Журналистка смутилась и опустила глаза в свою тарелку, бессмысленно размазывая остатки соуса последним насаженным на вилку кусочком мяса - очевидно, уже совсем холодного.
- У эмбрионов не спрашивают, потому что не у кого спрашивать, - сам ответил на свой вопрос Фридрих. - Так же и здесь. Что-то решать и выбирать может только тот, кто обладает разумом. Права может иметь только личность. И законы о чистоте это учитывают. Эвтаназия применяется лишь при неизлечимой умственной неполноценности, а там, где генетические нарушения не затронули мозг, ограничиваются стерилизацией, в остальном же человек остается нормальным райхсгражданином. Евгенические законы разумны, справедливы и, между прочим, гуманны. Куда гуманнее, чем естественный отбор в природе. Природа вообще куда более кровава и жестока, чем любое человеческое изобретение. Ни один тиран не убивает всех своих подданных - а природа это делает.
- Вам легко теоретизировать! - снова применила испытанный аргумент фрау Галле. - Эвтаназия ведь может быть применена в течение всего первого года жизни...
- Пока что не все патологии можно диагностировать пренатально или сразу после рождения. В природе, замечу, и после первого года ни у кого нет никаких гарантий.

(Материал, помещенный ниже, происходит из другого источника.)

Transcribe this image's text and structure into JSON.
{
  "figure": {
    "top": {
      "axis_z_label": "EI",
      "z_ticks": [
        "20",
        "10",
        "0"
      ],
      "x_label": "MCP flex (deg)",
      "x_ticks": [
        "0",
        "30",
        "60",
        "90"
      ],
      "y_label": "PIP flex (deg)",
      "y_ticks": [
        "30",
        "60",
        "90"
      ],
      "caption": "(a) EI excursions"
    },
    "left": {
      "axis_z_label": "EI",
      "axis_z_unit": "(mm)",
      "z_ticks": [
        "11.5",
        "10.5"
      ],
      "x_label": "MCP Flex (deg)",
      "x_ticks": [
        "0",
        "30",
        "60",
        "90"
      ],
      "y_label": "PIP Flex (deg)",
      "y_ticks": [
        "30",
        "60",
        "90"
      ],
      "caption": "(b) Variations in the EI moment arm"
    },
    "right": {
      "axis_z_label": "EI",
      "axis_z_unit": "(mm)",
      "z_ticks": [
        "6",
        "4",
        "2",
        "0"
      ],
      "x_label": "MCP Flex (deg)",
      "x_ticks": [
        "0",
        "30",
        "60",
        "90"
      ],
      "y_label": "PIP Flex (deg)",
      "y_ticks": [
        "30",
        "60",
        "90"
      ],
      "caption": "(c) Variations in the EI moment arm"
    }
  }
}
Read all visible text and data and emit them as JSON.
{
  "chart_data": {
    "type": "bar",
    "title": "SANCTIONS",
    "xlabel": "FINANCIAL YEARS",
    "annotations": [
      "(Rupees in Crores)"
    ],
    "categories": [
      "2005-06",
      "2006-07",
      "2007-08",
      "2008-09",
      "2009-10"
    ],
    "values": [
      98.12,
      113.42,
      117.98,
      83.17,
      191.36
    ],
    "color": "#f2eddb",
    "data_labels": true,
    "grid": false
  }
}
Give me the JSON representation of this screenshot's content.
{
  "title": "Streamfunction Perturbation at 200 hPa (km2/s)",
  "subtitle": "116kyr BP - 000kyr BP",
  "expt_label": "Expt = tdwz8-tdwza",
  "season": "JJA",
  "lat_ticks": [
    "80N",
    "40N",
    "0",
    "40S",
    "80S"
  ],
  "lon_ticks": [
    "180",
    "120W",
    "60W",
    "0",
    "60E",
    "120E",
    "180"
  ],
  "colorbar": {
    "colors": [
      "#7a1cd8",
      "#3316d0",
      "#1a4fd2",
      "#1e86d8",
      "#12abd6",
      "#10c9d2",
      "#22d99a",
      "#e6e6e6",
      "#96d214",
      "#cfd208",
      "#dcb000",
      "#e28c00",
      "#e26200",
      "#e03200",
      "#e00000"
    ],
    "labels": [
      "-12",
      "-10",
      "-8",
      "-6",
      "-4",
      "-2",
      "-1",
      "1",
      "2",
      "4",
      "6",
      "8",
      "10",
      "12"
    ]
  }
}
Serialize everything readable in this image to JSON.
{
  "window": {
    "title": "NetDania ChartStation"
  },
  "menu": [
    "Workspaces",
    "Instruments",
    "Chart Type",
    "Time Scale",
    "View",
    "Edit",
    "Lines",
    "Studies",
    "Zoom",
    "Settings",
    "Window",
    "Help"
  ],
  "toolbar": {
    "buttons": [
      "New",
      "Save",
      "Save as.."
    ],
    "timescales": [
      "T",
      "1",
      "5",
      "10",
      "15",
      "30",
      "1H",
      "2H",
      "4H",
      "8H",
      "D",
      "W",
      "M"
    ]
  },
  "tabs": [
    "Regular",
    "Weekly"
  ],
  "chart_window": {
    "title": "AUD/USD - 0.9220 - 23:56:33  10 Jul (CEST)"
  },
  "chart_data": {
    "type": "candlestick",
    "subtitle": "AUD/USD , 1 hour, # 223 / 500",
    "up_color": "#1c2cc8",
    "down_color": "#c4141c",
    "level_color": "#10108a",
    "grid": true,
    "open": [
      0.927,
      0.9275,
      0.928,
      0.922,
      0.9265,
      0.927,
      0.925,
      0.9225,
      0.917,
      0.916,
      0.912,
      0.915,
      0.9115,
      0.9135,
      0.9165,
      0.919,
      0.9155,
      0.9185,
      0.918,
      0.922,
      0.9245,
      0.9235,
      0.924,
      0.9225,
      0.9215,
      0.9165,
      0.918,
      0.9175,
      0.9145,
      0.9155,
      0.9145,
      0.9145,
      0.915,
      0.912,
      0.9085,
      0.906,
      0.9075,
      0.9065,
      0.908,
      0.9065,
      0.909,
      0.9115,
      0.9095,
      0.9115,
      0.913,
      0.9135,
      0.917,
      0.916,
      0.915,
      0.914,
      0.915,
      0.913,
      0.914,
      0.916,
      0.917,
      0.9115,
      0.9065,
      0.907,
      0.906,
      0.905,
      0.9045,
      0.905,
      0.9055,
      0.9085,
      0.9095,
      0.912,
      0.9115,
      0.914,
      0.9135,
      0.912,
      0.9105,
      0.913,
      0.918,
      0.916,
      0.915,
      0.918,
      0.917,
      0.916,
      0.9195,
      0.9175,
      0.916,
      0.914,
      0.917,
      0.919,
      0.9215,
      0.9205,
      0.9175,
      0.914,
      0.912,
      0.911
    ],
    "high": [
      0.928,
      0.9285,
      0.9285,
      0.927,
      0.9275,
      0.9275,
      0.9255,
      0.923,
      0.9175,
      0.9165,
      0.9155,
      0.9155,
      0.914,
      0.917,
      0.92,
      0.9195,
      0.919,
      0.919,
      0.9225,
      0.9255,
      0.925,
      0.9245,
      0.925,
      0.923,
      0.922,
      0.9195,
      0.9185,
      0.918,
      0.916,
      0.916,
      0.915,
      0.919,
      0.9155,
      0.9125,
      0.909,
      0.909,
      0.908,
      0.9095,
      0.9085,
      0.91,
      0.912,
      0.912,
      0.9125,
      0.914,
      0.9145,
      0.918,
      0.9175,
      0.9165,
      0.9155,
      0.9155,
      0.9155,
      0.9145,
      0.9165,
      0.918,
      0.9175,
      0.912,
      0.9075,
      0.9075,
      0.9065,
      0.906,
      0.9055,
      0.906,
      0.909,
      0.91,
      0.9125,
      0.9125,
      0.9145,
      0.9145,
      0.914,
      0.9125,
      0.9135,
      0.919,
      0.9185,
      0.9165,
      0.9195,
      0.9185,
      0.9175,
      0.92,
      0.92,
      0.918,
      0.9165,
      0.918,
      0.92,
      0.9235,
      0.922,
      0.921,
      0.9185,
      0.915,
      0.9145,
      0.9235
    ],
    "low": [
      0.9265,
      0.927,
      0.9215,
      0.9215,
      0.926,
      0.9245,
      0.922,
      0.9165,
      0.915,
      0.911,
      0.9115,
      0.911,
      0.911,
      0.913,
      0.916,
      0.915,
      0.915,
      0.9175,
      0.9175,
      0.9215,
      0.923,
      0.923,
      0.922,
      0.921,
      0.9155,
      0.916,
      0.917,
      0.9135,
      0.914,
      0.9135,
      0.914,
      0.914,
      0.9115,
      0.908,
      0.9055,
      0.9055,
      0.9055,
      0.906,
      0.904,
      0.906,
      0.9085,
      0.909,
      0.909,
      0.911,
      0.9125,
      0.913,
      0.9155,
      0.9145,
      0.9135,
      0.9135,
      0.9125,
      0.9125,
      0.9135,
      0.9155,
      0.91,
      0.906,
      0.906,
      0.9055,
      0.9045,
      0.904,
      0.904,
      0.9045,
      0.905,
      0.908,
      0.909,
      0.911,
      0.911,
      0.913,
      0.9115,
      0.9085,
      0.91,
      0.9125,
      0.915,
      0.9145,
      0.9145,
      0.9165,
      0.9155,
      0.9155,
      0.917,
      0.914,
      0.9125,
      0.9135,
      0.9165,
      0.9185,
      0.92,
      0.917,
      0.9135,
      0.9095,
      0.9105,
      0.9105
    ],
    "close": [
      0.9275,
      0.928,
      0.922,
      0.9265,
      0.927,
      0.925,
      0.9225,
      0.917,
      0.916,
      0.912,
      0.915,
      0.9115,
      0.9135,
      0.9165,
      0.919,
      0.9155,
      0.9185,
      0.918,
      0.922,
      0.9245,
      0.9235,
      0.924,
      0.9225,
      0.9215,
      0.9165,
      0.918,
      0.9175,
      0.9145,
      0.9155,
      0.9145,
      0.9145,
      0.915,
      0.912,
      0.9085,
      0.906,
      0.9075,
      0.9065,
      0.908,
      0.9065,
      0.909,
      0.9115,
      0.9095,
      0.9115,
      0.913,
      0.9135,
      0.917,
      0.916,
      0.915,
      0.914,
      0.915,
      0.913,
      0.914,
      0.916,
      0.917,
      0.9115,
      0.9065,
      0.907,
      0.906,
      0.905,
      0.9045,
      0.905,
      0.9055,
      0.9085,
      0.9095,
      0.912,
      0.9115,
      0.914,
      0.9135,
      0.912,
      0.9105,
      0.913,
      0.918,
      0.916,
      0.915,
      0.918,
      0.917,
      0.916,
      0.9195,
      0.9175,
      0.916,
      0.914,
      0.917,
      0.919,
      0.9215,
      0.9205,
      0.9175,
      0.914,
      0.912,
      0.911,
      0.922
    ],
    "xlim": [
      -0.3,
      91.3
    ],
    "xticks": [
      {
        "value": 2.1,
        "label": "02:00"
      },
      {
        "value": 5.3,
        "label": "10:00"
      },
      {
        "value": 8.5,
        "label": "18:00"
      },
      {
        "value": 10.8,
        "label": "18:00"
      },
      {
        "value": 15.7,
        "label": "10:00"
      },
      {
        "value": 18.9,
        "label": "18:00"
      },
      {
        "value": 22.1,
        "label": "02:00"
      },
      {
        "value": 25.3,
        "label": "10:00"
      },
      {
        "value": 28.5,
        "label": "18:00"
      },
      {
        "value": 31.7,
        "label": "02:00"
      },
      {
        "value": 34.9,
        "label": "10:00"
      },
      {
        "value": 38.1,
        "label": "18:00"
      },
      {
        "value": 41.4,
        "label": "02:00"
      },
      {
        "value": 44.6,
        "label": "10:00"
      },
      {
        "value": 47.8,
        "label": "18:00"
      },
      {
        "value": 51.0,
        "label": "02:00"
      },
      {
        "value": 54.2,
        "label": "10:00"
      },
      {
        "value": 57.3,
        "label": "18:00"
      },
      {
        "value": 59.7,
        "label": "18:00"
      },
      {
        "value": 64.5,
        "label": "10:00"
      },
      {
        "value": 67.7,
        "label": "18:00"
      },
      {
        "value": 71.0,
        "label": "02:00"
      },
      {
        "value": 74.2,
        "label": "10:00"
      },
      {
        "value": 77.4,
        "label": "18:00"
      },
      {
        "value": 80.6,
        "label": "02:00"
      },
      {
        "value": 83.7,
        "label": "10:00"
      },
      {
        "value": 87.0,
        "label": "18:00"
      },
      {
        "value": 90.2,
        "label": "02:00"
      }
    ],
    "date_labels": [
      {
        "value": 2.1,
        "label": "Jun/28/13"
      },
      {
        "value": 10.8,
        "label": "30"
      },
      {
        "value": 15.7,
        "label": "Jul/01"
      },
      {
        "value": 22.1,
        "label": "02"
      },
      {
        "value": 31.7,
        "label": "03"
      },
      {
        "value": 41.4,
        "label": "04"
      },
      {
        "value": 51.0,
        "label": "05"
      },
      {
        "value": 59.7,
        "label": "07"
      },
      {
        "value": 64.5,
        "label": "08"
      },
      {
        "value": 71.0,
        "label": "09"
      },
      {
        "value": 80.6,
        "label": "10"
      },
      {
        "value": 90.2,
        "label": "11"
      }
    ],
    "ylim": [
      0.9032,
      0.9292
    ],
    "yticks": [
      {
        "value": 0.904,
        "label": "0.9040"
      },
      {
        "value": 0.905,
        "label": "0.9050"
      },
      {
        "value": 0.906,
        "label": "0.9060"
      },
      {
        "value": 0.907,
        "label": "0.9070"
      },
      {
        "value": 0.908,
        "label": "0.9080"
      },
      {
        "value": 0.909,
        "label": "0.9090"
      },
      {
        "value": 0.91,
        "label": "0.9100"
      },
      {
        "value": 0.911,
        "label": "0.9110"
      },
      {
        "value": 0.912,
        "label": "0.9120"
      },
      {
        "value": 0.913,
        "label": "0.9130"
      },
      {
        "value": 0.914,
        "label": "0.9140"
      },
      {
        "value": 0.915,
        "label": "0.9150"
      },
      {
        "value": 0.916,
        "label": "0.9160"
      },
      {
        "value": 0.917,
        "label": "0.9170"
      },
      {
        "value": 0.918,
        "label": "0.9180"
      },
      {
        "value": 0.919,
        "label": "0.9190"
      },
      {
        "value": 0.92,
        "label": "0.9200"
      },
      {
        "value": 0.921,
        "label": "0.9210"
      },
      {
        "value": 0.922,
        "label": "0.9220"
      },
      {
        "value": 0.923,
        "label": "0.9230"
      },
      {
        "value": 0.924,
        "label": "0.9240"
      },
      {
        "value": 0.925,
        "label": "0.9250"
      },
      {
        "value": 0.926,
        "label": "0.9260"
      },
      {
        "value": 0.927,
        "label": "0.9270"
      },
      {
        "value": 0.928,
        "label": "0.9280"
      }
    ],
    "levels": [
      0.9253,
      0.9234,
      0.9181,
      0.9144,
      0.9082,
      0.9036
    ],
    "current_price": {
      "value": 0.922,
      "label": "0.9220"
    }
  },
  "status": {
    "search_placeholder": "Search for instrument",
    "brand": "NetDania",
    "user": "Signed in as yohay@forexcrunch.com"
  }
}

- А вы понимаете, что это такое - жить целый год под дамокловым мечом?! Ждать, что на каждом следующем врачебном осмотре... нам, правда, достался хороший доктор, он всегда меня подбадривал, говорил, что все это чистая формальность, что наши отклонения далеки от критических и выправятся с возрастом... Но Жорж всего этого не выдержал. Он вбил себе в голову, что я родила ему больного сына, что это я во всем виновата. С тех пор он стал плохо со мной обращаться, и с сыном тоже... - она взяла себя в руки. - Но я не об этом. Понимаете, у Жоржа был отец. Тот самый дойчский офицер. Так вот, оказывается, он всё ещё жив. Хотя уже совсем старый. Четыре месяца назад я получила от него письмо.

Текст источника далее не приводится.